Should be realized that embodiment described herein (comprising method 200) can be used in the various environment.What for example, will be appreciated that is that embodiment described herein can use with various middleware layouts, host-host protocol and physical network agreement.Can also use not IP-based network.

Disclosing of specific embodiment of the present invention only is provided in above description and it is not intended to be used to being limited to identical with it purpose.Equally, the present invention is not limited in embodiment described above.But what will recognize is that those skilled in the art can conceive the alternate embodiment that falls in the scope of the invention.

Claims

1. method that is used for the recovery of system, described system comprise operate with server and the corresponding redundant server client of communicating by letter, described method comprises:

Adjust adaptively at least one the timing parameter for detection of the process of server failure;

Detect described fault based on described at least one timing parameter of adjusting adaptively; And

Switch to redundant server.

2. method according to claim 1, wherein said at least one timing parameter is maximum reattempt times.

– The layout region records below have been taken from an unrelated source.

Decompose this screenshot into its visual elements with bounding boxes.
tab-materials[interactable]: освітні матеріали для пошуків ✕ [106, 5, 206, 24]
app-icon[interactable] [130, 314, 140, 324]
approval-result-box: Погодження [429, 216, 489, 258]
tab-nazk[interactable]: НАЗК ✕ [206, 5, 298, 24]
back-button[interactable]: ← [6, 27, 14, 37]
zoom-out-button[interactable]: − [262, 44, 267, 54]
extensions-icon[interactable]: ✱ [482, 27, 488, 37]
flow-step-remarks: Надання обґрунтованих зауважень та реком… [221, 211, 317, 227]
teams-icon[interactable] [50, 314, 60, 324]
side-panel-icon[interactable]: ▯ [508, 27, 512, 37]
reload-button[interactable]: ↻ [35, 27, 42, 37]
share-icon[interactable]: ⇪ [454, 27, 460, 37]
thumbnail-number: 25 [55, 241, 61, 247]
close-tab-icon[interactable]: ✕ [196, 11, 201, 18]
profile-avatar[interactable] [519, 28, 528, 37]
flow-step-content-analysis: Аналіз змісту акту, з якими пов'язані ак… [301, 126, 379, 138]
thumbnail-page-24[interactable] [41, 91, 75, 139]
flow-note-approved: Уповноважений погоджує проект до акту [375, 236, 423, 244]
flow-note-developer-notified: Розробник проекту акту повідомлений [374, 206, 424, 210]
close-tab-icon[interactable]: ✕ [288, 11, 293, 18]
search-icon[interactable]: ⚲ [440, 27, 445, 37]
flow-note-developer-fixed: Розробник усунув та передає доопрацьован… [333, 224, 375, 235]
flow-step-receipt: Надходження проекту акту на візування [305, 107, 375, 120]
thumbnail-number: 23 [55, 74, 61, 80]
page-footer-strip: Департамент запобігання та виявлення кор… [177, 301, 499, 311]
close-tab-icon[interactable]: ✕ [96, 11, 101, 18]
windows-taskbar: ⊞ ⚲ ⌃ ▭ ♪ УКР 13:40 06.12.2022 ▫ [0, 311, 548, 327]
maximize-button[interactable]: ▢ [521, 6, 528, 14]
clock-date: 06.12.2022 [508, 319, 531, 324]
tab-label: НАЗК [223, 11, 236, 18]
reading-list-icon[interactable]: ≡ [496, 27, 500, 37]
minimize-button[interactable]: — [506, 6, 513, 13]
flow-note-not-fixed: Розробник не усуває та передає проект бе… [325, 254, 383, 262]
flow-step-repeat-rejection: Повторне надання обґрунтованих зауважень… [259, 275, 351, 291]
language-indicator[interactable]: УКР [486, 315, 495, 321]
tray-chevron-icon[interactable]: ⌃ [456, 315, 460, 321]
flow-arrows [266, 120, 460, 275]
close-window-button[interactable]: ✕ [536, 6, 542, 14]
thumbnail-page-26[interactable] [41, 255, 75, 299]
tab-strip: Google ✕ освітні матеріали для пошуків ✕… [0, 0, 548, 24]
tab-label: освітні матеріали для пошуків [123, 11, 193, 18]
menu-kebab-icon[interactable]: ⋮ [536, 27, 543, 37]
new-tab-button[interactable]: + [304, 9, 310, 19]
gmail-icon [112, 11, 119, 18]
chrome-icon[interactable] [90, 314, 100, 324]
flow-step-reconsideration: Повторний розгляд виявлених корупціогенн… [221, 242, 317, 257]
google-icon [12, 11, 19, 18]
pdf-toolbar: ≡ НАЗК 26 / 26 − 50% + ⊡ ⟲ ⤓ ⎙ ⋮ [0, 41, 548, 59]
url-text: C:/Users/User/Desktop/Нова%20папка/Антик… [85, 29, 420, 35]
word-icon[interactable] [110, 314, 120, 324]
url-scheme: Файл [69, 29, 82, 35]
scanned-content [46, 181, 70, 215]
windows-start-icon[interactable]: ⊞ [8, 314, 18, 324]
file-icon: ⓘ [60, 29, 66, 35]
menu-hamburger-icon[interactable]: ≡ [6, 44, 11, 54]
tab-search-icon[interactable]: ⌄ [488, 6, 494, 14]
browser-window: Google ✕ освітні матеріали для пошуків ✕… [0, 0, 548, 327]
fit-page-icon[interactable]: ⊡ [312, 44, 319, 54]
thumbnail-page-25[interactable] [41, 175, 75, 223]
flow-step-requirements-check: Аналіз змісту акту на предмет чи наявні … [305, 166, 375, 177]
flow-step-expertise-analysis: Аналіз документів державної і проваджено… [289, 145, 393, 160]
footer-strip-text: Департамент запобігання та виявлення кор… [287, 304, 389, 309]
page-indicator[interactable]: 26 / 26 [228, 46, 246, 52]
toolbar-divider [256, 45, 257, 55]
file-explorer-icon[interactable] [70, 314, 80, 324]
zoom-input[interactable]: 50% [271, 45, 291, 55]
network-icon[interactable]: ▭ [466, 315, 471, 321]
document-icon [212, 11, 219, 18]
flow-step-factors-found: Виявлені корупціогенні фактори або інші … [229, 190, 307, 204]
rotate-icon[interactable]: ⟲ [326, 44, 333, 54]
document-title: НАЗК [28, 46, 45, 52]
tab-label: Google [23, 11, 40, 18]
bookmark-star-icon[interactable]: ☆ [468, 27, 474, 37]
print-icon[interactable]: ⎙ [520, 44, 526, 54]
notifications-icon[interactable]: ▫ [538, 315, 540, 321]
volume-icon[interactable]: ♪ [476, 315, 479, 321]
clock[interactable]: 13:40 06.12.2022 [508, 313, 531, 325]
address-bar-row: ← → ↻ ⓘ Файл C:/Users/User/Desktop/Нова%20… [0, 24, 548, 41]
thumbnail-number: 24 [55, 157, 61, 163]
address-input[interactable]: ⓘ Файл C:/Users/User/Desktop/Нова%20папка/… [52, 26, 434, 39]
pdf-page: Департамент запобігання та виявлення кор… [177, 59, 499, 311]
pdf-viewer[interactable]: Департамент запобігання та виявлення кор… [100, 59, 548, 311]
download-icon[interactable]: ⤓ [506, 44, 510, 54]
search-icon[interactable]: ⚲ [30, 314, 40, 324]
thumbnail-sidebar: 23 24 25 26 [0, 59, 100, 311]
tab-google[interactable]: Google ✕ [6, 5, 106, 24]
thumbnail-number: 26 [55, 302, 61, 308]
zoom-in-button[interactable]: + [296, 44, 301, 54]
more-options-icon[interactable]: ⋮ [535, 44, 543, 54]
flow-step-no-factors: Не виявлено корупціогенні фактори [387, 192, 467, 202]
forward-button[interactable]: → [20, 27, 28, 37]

3. method according to claim 1, wherein said at least one timing parameter comprises response timer.

4. method according to claim 1, wherein said at least one timing parameter comprise the time period between the transmission of keep-alive message.

5. method according to claim 1 wherein switches to described redundant server and comprises and switch to the redundant server of keeping with the pre-configured session of client.

6. system that is used for the recovery of network, described network comprise operate with server and the corresponding redundant server client of communicating by letter, described system comprises:

Control module is used for adjusting adaptively at least one the timing parameter for detection of the process of server failure, detects described fault based on described at least one timing parameter of adjusting adaptively, and client is switched to redundant server.

7. system according to claim 6, wherein said at least one timing parameter is maximum reattempt times.

8. system according to claim 6, wherein said at least one timing parameter comprises response timer.

9. system according to claim 6, wherein said at least one timing parameter comprise the time period between the transmission of keep-alive message.

10. system according to claim 6, wherein said redundant server is just carrying out the pre-configured session with described client.